Você já ouviu aquela frase de que existem mais estrelas no céu do que grãos de areia na Terra? Pois bem, não é exagero. Só que transformar essa imensidão em dados compreensíveis é uma missão quase impossível para qualquer ser humano. Por isso, cientistas recorrem a computadores capazes de simular as dinâmicas do universo em escalas inimagináveis.
O problema é que esses modelos costumam exigir supermáquinas caríssimas e meses de processamento. Mas uma nova pesquisa promete mudar esse jogo.
Uma equipe internacional de pesquisadores desenvolveu um emulador chamado Effort.jl, que consegue rodar previsões cosmológicas complexas em um simples notebook. Sim, você não leu errado: nada de centros de dados gigantes, apenas um computador comum.
Segundo o estudo publicado na Journal of Cosmology and Astroparticle Physics (JCAP), o emulador alcança a mesma precisão de modelos consagrados, como a Teoria de Campo Efetiva da Estrutura em Grande Escala (EFTofLSS). E faz isso em questão de minutos.
O truque está no uso de redes neurais que “aprendem” com modelos tradicionais e reproduzem seus padrões de forma acelerada. Não é que o programa entenda a física do universo, mas ele reconhece combinações de dados bem o suficiente para gerar previsões compatíveis. Em outras palavras, ele copia, mas de forma mais eficiente.
O pesquisador Marco Bonici, da Universidade de Waterloo, compara o processo a estudar um copo da água. Em teoria, é possível analisar cada molécula, mas calcular todos os movimentos de forma detalhada é impraticável. O emulador entra aí: simplifica os cálculos, mas entrega respostas confiáveis.

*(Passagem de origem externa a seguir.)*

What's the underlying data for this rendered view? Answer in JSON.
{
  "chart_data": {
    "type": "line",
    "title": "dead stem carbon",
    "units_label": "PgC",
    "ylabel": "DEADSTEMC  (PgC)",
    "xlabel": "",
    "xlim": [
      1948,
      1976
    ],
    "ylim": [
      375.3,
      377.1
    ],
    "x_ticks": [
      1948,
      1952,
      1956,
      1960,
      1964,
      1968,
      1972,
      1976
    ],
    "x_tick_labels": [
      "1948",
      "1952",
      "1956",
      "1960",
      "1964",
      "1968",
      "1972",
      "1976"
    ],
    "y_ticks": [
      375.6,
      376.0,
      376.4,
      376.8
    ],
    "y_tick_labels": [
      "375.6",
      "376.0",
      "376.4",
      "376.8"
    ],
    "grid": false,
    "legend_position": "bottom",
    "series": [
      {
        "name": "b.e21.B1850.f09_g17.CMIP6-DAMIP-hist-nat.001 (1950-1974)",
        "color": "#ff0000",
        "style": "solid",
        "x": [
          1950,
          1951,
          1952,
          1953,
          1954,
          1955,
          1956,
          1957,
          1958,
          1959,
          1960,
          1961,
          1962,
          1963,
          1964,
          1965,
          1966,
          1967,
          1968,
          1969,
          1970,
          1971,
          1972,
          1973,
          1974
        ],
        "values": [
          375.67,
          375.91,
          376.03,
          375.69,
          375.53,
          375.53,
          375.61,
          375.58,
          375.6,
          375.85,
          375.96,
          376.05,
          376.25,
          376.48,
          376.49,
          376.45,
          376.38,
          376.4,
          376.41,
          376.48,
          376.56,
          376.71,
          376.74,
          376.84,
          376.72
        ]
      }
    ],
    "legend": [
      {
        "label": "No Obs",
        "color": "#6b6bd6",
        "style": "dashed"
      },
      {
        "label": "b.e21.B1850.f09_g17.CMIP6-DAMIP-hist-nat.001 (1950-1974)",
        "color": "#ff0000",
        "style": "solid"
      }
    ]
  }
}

Embora existam vários emuladores no campo da cosmologia, o Effort.jl tem um diferencial. Ele considera as variações nos parâmetros astronômicos desde o início do treinamento, o que o torna mais eficiente. Isso significa que aprende com menos exemplos e ainda exige menos poder de processamento.
Nos testes, o desempenho foi surpreendente. O programa conseguiu fornecer previsões com a mesma exatidão dos modelos teóricos tradicionais, mas em tempo recorde e em máquinas muito mais simples.
O telescópio espacial Euclid, da Agência Espacial Europeia, já está coletando uma quantidade gigantesca de dados para mapear a estrutura do universo. Para processar esse volume, seriam necessários supercomputadores inteiros. Com soluções como o Effort.jl, parte desse trabalho pode ser acelerada e democratizada, permitindo que mais pesquisadores ao redor do mundo façam ciência de ponta sem depender de infraestrutura bilionária.